В его голове все еще не до конца укладывалось, как так вышло: вчера в полдень он выехал с работы и поехал в больницу, чтобы решить вопросы отцовства. В лифте увидел девчонку с люлькой, на которой была бирка «Сергей Ленский». Спугнул девчонку и она сбежала. А потом какие-то считанные минуты и девчонка уже сидит в его машине. Он платит за ее ночлег. Она попадает в переделку и едет к нему. Она сжигает его кастрюлю, захватывает его ванну. Она заставляет делиться личным, бьет его посуду, ведет себя ужасно, но почему-то ей это простительно. И,главное, этот младенец будто уже к ней пришит, а сама девчонка пришита к Роману.
— И как я вообще в это вляпался, — пробормотал он.
— Ой, не знаю, но женщин ты выбирать не умеешь! — заявила Мотя и поставила перед Романом кофе с густой высокой пеной. Он удивленно уставился на чашку.
— Что? Я официантка в кафэхе. Ну в баре точнее. И подрабатываю там в караоке.
— И санитаркой?
— И санитаркой, ага. Ну? Про жену!
— Я рассказываю — и ты уматываешь отсюда?
— Нет, — улыбнулась Мотя. Ты рассказываешь и мы думаем, как жить дальше.
— Нет. Ничего подобного, — так же с улыбкой покачал головой Роман.
— Да, — охотно кивнула Мотя. — Ты вляпался, парень!
— Ты пойдешь нахрен со своим Серегой, — улыбнулся он, а Мотя закатила глаза, мол, «Мужики…».
— Жена, — вздохнул Роман. — Ну, в целом, не плохой она человек. Всегда говорила, что фричайлд, хотела путешествовать и жить красиво.
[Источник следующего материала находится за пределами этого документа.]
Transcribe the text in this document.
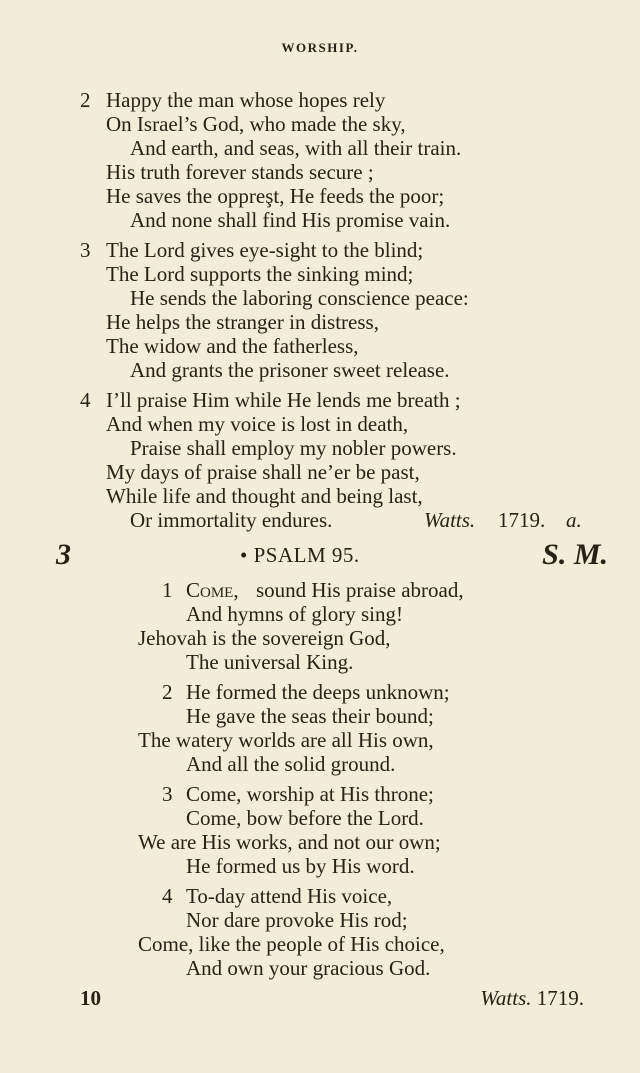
WORSHIP.
2 Happy the man whose hopes rely
On Israel’s God, who made the sky,
And earth, and seas, with all their train.
His truth forever stands secure ;
He saves the oppreşt, He feeds the poor;
And none shall find His promise vain.
3 The Lord gives eye-sight to the blind;
The Lord supports the sinking mind;
He sends the laboring conscience peace:
He helps the stranger in distress,
The widow and the fatherless,
And grants the prisoner sweet release.
4 I’ll praise Him while He lends me breath ;
And when my voice is lost in death,
Praise shall employ my nobler powers.
My days of praise shall ne’er be past,
While life and thought and being last,
Or immortality endures.	Watts. 1719. a.
3	• PSALM 95.	S. M.
1 Come, sound His praise abroad,
And hymns of glory sing!
Jehovah is the sovereign God,
The universal King.
2 He formed the deeps unknown;
He gave the seas their bound;
The watery worlds are all His own,
And all the solid ground.
3 Come, worship at His throne;
Come, bow before the Lord.
We are His works, and not our own;
He formed us by His word.
4 To-day attend His voice,
Nor dare provoke His rod;
Come, like the people of His choice,
And own your gracious God.
10	Watts. 1719.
Я тогда тоже хотел путешествовать и жить красиво. Мы были фрилансерами, колесили по Азии, она вела инсту и все было, как она мечтала. Потом мой бизнес разросся настолько, что колесить уже стало невозможно, ее стало бесить, что мы сидим в России, она стала уезжать сама. Так еще годик. Потом все стало совсем сложно, она болтала только о путешествиях, я перестал ее понимать. Она встретила какого-то не то серфера, не то инструктора по альпинизму, стала ходить в горы или вроде того. Перестала даже говорить, куда на этот раз пошла, только каремат и палатка из гардероба пропадали — значит уехала. Ну и в какой-то момент пришла и сказала: люблю не могу этого нищего инструктор-серфингиста. Чао! И через год мне пришла новость, что у меня двухнедельный младенец по имени Серега.
— Господи… какие вы глупые, — воскликнула Мотя.
— Я удовлетворил твое любопытство?
— Ага…
— Ну так собирайся и едь в свою больницу. Никто тебя там не схватит, даже прогул не засчитают. Это все — не твое дело. Серьезно. По закону ты все еще преступница, не трепи мне нервы зря. Я разберусь со «своим» ребенком сам.
И почему-то, не смотря на то, что говорил он логичные вещи и Мотя им с Серëгой была чужим человеком, ему казалось, что битва заранее проиграна.